Sakadat olsun diye kötülüklere de göz yummayacaklarını, bile bile yanlışlara evet demeyeceklerinin altını çizen Arınç, "Her zaman doğrudan yana olacağız ve doğruları savunacağız. Ama siyaset af edersiniz bilmem ne değildir, disiplinli bir kurumdur. Bir siyasi partiye girerseniz söyleyecekleriniz sadece partinin tüzükte yazılı yerlerde geçerlidir. Söyleyeceğin varsa grup toplantılarından sonra milletvekili konuşabilir, genel başkan genel başkan yardımcıları vardır söyleyebilir. ikincisi, bunları yaptıktan sonra hala rahatsızlığı devam ediyorsa ve bunu kendi ilkeleri açısından o partide kalması mümkün olmuyorsa yapacağı tek şey var. Yapacağı hareket, partisine, hükümetine, başbakanına zarar vermemelidir. Prensibin bu olmalıdır. Ben öyle bir şey yapacağım ama partim zarar görür derse yerinde kalmalıdır. Hükümet, başbakanın şahsı zarar görecekse.. Varlık sebebi bu başbakandır, hükümettir, bu partidir. Bizim de canımızın çok sıkıldığı zamanlar olmuştur, bizim de yeter artık dediğimiz zamanlar olmuştur. Biz yaptığımız işlerin doğru olduğuna inanıyoruz. bir milletvekili yapacağı her hareketin hükümetimize, başbakanımıza zarar verip vermeyeceğini düşünmeli, zarar verecekse kendini feda edecek. Zarar vermediğini düşünüyorsa kendisine uygun olan davranışı yapacak. "

Arınç, istifa edenlere tepkisini, "Yıllarca en yakınında bulunup şimdi Başbakan da yargılanmalı, istifa etmeli demenin veya 45 senelik okul arkadaşlığından sonra başka sebeplerle istifa ettim demenin veya kendi partilerinden milletvekili olma imkanını bırakın yüzüne bakılmadıkları halde bizde milletvekili olma imkanına kavuşanların, yaptıklarına teşekkür ederiz ama son yaptıkları son derece yanlış olmuştur." diyerek dile getirdi.

"ALLAH İMTİHANDAN BAŞARIYLA ÇIKMAYI NASİP ETSİN"

Nefis taşıyan herkesin hata yapabileceğini de vurgulayan Arınç, "Hepimiz yanlış yapabiliriz. İnsanın malzemesinin olduğu yerde her şey olur.
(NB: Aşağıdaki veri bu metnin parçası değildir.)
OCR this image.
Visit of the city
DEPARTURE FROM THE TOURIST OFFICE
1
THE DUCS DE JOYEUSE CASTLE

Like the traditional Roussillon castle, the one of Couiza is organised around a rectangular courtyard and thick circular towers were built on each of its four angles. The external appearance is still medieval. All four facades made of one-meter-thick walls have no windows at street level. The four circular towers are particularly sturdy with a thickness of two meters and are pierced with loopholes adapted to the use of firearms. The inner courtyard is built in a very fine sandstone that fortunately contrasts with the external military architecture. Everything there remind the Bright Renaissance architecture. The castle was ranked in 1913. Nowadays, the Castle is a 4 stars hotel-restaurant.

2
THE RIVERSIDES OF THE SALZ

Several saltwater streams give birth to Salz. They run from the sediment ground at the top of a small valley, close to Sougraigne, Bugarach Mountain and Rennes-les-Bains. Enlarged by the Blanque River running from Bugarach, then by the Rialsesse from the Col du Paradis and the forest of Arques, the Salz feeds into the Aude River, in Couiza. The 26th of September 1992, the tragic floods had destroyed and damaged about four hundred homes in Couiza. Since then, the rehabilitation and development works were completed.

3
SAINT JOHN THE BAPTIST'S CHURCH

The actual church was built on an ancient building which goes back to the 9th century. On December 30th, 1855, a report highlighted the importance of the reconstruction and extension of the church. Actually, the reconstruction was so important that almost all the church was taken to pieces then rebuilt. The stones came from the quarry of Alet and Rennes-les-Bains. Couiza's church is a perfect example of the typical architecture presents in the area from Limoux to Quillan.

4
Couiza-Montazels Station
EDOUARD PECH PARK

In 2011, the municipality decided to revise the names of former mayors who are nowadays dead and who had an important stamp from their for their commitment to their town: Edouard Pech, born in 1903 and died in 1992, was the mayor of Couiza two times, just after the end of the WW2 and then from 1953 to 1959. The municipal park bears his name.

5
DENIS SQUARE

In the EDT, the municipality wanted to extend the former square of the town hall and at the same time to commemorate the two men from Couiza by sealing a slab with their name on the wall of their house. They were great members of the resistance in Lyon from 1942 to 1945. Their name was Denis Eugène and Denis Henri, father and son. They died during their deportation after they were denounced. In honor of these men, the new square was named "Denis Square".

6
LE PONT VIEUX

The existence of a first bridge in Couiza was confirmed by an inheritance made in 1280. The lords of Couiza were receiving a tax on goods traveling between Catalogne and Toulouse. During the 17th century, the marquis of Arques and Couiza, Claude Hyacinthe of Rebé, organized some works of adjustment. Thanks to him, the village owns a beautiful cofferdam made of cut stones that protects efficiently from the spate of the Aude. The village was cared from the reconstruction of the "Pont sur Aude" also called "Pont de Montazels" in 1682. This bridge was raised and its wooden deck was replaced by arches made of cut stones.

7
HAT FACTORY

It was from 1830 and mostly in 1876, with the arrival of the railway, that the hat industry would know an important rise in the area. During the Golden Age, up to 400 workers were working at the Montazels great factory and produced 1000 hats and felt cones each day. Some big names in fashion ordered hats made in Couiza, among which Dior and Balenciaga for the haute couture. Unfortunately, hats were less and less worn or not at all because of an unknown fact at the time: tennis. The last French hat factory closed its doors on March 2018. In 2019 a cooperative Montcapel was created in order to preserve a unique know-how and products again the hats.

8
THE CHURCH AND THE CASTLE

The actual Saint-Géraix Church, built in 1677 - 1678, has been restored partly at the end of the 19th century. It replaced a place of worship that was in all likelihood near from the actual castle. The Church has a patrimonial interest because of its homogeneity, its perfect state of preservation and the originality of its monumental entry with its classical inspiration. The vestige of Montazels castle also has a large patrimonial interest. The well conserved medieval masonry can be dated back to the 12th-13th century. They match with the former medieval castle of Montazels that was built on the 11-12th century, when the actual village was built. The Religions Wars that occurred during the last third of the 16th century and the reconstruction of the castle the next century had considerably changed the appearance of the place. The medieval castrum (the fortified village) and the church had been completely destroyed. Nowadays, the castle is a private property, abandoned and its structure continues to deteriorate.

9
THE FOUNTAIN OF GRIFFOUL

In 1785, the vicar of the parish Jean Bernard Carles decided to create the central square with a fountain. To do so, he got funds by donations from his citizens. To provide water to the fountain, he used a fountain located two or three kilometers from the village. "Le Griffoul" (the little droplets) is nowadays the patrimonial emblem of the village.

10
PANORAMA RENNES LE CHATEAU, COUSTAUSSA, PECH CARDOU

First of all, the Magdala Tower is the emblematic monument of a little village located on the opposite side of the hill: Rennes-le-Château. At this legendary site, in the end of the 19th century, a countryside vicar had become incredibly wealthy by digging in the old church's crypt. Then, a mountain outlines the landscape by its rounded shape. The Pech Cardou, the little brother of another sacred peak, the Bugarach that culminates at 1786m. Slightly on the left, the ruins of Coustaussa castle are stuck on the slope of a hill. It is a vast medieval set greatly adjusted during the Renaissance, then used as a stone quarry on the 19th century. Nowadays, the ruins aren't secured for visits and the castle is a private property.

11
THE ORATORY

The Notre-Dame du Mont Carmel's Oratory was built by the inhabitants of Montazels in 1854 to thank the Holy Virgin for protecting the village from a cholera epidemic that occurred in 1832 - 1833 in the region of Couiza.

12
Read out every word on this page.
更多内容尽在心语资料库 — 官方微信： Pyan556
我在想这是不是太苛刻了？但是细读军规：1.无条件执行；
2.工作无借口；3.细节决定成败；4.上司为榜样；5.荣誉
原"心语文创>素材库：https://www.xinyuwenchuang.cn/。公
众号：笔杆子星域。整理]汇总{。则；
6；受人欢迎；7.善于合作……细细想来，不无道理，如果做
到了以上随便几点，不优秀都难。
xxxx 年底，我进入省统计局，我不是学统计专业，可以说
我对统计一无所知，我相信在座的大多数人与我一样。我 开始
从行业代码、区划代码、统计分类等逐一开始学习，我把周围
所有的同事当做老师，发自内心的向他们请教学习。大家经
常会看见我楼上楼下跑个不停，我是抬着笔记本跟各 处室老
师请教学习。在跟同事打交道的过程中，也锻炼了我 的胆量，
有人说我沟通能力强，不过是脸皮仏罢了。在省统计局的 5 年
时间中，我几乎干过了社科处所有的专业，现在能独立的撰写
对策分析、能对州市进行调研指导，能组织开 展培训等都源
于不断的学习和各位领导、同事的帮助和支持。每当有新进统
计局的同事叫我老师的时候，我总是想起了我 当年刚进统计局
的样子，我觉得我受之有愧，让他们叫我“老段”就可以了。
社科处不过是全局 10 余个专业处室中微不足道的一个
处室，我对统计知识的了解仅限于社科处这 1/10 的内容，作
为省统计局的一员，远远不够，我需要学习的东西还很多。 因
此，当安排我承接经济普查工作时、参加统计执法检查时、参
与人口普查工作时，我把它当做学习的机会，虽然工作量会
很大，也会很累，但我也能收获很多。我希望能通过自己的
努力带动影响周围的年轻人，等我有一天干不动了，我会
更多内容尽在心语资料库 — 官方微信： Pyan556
Bu, siyasette de bürokraside de böyledir, arkadaşlıkta da böyledir. Allah bizi nefsimizle terbiye etmesin. Ayet-i kerimede, 'Zamanı geldiğinde siz evlatlarınızla mallarınızla imtihan olacaksınız.' der. Allah o imtihanlardan başarıyla çıkmayı nasip etsin. Bu bir imtihandır, yanlış yapanlara ben gönlümden yanlış yaptınız diyorum. Ben çok bunaldığım zamanlarda bile yapacağım hareket hükümetimize zarar verir mi diye düşünmüşümdür. Türkiye'nin yetiştirdiği, 11 yıldan beri Türkiye'de başbakanlık yapan o başarılı insanın, edepli insanın acaba zarar görmesi mümkün olur mu diye düşünmüşümdür. Bu günlere kolay gelmedik, sokakta bulmadık, sokakta kaybetmeye niyetimiz yok."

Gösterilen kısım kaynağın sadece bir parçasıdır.